Editor's note: This this the first installment of a new monthly series on this page detailing special senior memories.
GWINN - For 100 years, the Gwinn Clubhouse had played an important role in the lives of Forsyth Township residents.
"It was the center of everything when I was a kid," said 82-year-old Richard "Chic" LaFave, who grew up in Gwinn. "Especially athletics. There was basketball, a pool hall, ping pong, a bowling alley... just about everything.
The 100-year-old Gwinn Clubhouse sign is seen. (Journal photo by Renee Prusi)
"I remember the bowling alley. I used to set pins there," he said. "They would throw the ball and it would sound like a cannon."
The Gwinn Clubhouse was constructed in 1910 by what was then Cleveland Cliffs Inc., which was responsible for much of the set up of the community of Gwinn as a model town. The clubhouse was truly a community center.
For 90-year-old Joe Meni, one of the most vivid memories of the clubhouse was its practicality.
"As old as I am, I still remember looking up to the sky for Santa's sleigh."
- GLORIA KOSKI LAFAVE, sharing a memory of the Gwinn Clubhouse
"I would take a shower here every Saturday. You'd come down with your own soap and your own towel," Meni said. "We didn't have showers at home, so this is where you came once a week to take one."
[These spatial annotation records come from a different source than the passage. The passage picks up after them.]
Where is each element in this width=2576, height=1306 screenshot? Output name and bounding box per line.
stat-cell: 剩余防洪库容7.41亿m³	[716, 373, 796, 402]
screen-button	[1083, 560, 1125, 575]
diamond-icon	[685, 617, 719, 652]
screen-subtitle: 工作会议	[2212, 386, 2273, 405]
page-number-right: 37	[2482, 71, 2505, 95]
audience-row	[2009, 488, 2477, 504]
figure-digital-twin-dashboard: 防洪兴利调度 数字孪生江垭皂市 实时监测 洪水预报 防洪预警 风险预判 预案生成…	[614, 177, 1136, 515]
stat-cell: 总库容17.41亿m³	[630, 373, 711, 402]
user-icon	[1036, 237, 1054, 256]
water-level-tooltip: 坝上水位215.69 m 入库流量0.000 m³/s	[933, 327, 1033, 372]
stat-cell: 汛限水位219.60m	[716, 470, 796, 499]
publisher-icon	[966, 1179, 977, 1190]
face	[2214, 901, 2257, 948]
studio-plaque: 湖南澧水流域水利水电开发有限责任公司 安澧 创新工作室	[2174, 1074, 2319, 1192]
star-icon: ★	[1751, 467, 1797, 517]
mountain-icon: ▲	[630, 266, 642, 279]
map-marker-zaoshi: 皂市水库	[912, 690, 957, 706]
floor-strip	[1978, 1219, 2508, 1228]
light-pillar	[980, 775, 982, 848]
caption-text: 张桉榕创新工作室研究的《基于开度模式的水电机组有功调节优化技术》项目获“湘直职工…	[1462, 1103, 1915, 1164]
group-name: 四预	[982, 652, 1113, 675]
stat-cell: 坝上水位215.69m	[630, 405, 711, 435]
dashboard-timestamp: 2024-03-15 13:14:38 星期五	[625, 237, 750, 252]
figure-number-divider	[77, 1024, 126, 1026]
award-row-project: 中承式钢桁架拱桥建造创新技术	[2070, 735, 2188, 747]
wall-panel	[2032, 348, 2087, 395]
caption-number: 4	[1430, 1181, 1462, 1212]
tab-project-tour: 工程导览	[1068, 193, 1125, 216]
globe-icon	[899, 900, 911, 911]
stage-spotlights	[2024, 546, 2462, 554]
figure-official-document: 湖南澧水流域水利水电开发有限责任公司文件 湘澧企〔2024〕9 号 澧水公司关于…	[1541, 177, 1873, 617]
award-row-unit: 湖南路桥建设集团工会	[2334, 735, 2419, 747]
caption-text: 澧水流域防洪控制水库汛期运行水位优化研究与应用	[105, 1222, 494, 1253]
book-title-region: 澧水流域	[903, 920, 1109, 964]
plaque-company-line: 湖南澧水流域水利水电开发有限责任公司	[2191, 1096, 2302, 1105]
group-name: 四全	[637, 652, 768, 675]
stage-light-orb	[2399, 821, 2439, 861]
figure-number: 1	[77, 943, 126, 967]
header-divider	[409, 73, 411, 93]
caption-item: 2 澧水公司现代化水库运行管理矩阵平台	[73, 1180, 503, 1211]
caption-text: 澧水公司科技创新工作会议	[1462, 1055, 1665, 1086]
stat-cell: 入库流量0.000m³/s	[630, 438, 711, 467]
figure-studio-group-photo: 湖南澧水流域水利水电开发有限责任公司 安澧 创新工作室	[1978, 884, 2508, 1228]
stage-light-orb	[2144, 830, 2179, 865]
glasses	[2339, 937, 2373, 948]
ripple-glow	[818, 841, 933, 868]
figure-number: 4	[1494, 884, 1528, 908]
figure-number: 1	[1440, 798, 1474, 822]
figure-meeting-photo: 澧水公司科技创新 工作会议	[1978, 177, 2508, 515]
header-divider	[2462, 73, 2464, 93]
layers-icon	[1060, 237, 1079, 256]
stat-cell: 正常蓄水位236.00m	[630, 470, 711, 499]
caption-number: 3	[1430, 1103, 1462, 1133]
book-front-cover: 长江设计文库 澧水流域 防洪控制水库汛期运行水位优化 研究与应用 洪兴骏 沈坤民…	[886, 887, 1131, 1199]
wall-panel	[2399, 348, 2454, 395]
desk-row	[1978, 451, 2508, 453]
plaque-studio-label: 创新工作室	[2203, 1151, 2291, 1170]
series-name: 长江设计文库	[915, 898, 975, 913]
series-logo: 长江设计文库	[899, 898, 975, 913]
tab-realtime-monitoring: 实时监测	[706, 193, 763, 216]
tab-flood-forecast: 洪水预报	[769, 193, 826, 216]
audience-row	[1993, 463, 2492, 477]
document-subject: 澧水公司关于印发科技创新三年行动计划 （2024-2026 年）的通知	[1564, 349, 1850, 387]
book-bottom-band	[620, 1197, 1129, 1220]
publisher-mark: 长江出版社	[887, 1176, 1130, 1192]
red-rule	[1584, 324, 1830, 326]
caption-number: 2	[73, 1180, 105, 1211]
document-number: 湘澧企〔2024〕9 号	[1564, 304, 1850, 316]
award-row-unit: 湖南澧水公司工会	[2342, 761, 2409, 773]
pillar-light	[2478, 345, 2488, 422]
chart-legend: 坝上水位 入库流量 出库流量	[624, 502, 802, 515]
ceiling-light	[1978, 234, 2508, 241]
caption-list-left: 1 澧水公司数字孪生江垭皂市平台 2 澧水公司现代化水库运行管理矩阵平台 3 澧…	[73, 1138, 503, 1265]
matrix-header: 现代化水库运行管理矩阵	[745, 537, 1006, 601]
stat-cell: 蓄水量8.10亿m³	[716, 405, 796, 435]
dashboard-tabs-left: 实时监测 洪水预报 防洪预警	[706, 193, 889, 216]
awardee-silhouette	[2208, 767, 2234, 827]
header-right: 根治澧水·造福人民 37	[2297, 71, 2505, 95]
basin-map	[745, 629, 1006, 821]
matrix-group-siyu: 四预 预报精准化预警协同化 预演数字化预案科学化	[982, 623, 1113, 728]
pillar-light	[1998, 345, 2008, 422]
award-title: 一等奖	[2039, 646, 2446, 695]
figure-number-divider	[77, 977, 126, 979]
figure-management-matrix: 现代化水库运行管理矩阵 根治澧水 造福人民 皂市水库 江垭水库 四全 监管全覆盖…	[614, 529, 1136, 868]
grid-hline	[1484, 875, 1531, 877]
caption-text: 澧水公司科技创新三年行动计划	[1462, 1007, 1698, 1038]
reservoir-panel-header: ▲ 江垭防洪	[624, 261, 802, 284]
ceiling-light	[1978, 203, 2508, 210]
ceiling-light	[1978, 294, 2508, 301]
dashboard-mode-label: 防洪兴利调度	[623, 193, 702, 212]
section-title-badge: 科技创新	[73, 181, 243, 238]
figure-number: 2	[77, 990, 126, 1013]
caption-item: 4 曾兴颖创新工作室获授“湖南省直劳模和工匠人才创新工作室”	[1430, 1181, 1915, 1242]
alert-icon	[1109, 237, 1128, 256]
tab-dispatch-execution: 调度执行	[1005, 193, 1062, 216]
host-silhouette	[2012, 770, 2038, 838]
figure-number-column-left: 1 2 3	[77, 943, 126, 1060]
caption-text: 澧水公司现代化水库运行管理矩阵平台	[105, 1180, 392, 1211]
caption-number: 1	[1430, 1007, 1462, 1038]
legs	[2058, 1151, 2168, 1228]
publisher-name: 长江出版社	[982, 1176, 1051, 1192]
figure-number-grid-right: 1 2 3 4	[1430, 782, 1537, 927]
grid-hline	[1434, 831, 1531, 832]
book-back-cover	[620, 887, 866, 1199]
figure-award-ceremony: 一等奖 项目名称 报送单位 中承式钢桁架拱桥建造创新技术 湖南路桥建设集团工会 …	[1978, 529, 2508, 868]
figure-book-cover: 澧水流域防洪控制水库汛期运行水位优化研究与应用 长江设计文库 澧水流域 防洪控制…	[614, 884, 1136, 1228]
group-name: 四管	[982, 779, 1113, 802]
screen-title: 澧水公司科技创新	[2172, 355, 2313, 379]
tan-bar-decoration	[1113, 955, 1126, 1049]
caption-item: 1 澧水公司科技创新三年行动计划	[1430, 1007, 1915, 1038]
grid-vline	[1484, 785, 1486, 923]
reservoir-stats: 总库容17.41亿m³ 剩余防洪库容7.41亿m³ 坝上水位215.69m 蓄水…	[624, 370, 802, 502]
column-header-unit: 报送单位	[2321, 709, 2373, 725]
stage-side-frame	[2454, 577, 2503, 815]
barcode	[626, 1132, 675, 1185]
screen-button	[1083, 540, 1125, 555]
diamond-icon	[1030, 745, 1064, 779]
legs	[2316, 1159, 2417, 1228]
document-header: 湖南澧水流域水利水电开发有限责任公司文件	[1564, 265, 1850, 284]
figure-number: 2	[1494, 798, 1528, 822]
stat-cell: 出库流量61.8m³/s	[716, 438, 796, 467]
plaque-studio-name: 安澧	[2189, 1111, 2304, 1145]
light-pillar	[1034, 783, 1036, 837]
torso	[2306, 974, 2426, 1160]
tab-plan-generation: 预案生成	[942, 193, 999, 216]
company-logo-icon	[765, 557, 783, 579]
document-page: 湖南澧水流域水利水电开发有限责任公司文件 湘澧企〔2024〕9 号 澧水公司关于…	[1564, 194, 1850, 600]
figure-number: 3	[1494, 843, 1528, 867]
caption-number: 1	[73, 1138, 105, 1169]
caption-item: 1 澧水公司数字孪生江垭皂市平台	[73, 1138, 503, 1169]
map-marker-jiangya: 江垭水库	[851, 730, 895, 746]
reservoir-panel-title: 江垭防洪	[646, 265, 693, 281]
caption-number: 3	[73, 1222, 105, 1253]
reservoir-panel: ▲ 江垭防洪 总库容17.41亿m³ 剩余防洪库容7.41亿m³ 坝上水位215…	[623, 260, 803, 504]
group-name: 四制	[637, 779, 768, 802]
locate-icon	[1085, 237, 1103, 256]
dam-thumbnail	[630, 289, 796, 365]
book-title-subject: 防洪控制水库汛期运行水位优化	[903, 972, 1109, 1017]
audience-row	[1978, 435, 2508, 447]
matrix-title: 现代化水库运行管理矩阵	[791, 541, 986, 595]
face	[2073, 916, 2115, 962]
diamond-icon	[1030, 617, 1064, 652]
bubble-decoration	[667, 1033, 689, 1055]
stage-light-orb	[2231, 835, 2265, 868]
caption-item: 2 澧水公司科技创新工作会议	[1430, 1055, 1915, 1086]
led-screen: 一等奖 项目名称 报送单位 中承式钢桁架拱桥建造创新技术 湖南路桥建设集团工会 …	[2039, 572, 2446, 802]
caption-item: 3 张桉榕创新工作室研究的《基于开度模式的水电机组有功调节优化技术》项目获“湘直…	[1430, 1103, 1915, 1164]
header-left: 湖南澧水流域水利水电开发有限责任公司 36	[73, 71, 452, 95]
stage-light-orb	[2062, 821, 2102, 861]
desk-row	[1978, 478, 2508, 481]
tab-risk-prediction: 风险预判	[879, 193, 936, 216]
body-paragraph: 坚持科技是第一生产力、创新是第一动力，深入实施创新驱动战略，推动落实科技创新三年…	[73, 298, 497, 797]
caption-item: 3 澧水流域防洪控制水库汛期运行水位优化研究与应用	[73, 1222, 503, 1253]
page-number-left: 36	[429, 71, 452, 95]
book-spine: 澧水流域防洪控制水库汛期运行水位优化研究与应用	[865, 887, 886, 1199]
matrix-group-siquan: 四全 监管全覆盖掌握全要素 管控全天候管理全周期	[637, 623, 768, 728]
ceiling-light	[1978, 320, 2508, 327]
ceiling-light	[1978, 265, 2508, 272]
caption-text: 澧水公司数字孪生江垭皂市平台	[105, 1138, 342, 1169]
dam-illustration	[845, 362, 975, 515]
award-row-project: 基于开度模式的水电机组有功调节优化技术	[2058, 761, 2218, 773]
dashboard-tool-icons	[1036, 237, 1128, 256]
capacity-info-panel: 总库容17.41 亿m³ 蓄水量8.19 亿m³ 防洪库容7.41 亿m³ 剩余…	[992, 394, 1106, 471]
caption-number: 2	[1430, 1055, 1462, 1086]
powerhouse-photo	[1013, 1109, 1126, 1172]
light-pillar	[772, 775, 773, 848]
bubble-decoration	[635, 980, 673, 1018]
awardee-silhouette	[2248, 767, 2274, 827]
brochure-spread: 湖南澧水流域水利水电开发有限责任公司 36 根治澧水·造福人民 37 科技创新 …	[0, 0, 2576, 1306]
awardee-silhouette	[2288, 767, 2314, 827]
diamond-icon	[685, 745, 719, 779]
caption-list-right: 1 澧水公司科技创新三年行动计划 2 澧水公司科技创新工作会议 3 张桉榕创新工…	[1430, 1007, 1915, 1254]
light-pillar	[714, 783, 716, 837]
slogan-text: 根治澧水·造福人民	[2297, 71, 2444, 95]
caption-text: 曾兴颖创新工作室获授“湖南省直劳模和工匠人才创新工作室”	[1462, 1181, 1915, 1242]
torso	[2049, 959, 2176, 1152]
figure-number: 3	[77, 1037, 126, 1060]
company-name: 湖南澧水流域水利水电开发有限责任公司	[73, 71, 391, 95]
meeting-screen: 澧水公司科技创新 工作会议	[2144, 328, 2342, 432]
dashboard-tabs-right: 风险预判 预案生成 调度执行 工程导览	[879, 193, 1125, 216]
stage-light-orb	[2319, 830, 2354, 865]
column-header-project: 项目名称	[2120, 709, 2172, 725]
Gloria Koski LaFave, Chic's wife, is another Gwinn native. She grew up on Maple Street and she and Chic were neighbors. The two first started dating when Gloria was 13 and Chic was 15.
"My Dad was the constable in town," said Gloria, who is now 80.
"And I also knew her father was the constable," Chic laughed.
"The clubhouse was the center for all kids. We hung out here," she said. "There was a soda fountain in the drop-in center here. There was a library. We taught the boys to dance here.
"It was a great place to hang out."
The lot behind the building was busy during the warm months.
"It was a great lot in the summertime," Chic said. "There were baseball and football games going on. Whoever happened to be there, that's who played."
One tradition in particular has stayed with Gloria all these years.
"We used to have a bonfire and we roasted potatoes in it just before we went back to school," she said. "That was so much fun."
Tennis courts and an ice rink were part of the complex as well.
"CCI was good to the people in Gwinn," Chic said. "I don't know what we would have done without them. The clubhouse gave us a place to congregate."
The gymnasium in the upper portion of the clubhouse served many purposes.
"The Gwinn High basketball teams played there for many years," Chic said.
"We used to use the gym for a Halloween party every year," Gloria said. "And there were wedding receptions there."
Including Chic and Gloria's in 1952.
At Christmas, the Gwinn Clubhouse really came to life.
"Santa Claus would be here and all the kids would come in," Meni said. "Santa would give everybody a bag of candy. And an orange."
Gloria said the firemen would give out the candy as Santa's helpers.
"As old as I am, I still remember looking up to the sky for Santa's sleigh," she said. "And I remember we would all sing carols. It was lovely."
Madeleine DelBello, 92, smiles when she speaks of her clubhouse memories.
"As a kid, I would come here for the Saturday movies. It was five cents," she said. "If it was a Harold Lloyd picture, then it was a dime. They even had someone playing the piano for awhile.
"And we would walk here from the school for our gym classes," she said. "Then you'd walk back to school for your next class. In the wintertime, it was so cold."
Chic said said much of the credit for how well the center was run in its early days must go to the couple in charge.
"Oscar and Ellen Nordeen ran the place. They lived in the apartment upstairs," he said. "They kept this place immaculate. There were like parents to all of the kids. They were there to help us. We respected this place. We always did."
But the Gwinn Clubhouse is not just happy memories: It is still a vital place. From exercise classes to dessert parties to meetings, the Gwinn Clubhouse is still an important building in the community.
"This is a busy place, just about every day," Gloria said.